# Notes Music and Coffee - 31 St Martins Lane, Covent Garden, London



## Glenn

There's a new cafe opening this week in Covent Garden

Notes Music & Coffee is set to open in 31 St Martins Lane Covent Garden on Thursday 11 November

Their Twitter account @notesmusicoffee has been releasing snippets of info over the past few weeks and it looks like they'll be offering syphon, v60, woodneck cloth as well espresso based coffee

One of the partners is Fabio, who runs Flat Cap Coffee, a great cart on the corner of Victoria St and Strutton Ground (nearest Tube - St James Park) and there is a brand new La Marzocco Strada that has just been installed

I'll pop in for a visit when they've opened but would encourage anyone nearby to pop in and check them out from the 11th November.


----------



## lookseehear

I'm SO excited! Less of a walk for me than Monmouth (I work at 40, The Strand) so will be regularly there for coffee at lunchtimes and will post up my views (I'll try and make it there on the opening couple of days).


----------



## lookseehear

Just walked up past it, looks like they're pretty hard at work getting it finished!


----------



## lookseehear

I just went for lunch, really nice place!

I had a double espresso of Square Mile's autumn blend to start, then a syphon of Square Mile's fully washed Kilimanjaro with a double espresso of HasBean Kicker to finish!

The autumn blend was lovely, haven't tried it before but I definitely will again. It was great to see the syphon made in front of you (they're happy to talk you through the process as they do it as well). The Kicker was a truly awesome flavour, living up to its name! I've got 500g on the way from HasBean so it was great to know how it was meant to taste before I go and ruin it 

I also had a really nice grilled sandwich with goats cheese, pepper and pesto. All the food looked really good (but I was more concerned with the coffee of course).

They also stock loads of brewing equipment from aeropresses and hand grinders to the really nice syphon brewers that they use in the shop.

I really hope this shop can appeal to your average coffee drinker as much as it does to the average coffee geek. The staff were really friendly, helpful and chatty, it was great to sit at the brew bar while they made the coffee.

Are you popping in soon Glenn?


----------



## Glenn

I attended the opening party last night and sampled some of the Square Mile Kilamanjaro Pulped Natural as a Hario V60, enjoyed a few flat whites Square Mile Autumn Espresso) and bought a cd too.

The team were great and absolutely buzzing, eager to open today and hopefully didn't stay too late to tidy up (standing room only - it was heaving!)

Good to hear you've already been in.

An iPhone image of the new La Marzocco Strada


----------



## RDW

I was sorry to see MDC, the classical CD place that previously had the shop, close earlier this year.
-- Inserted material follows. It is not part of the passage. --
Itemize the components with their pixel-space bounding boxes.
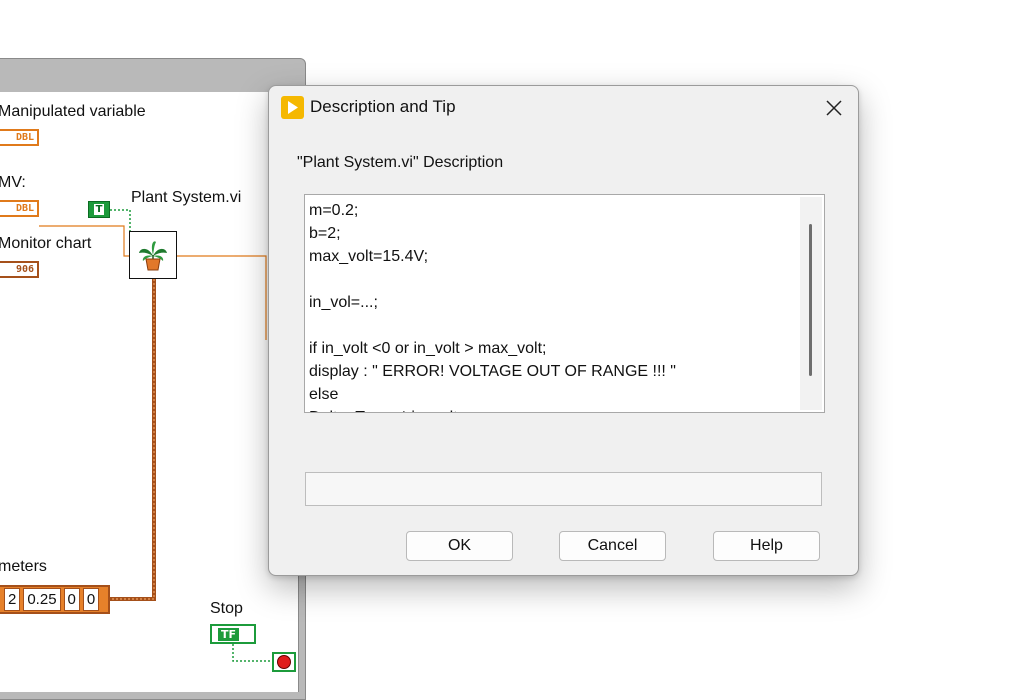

But it sounds like the new place may provide some compensation, especially as music is still on sale (is there a decent selection?).


----------



## ozgreen

31 St Martins Lane,

London WC2

City of Westminster

How can I review a London cafe from Australia--well coffee enthusiast Josh Brain whom I met while he was in Perth on his coffee enlightenment tour of the antipodies is working at Notes and I am sure that he will be producing some brilliant espesso based beverages as well as more refined filter/syphon and pourover specialty coffees for the discerning coffee lover. Drop in and say g'day to Josh!!


----------



## Glenn

Phil (a member here) has also reviewed Notes here with some accompanying photos by Adam Rhoades - a photographer from Lincoln


----------



## philwbass

Thanks for posting that Glenn. I love the place!


----------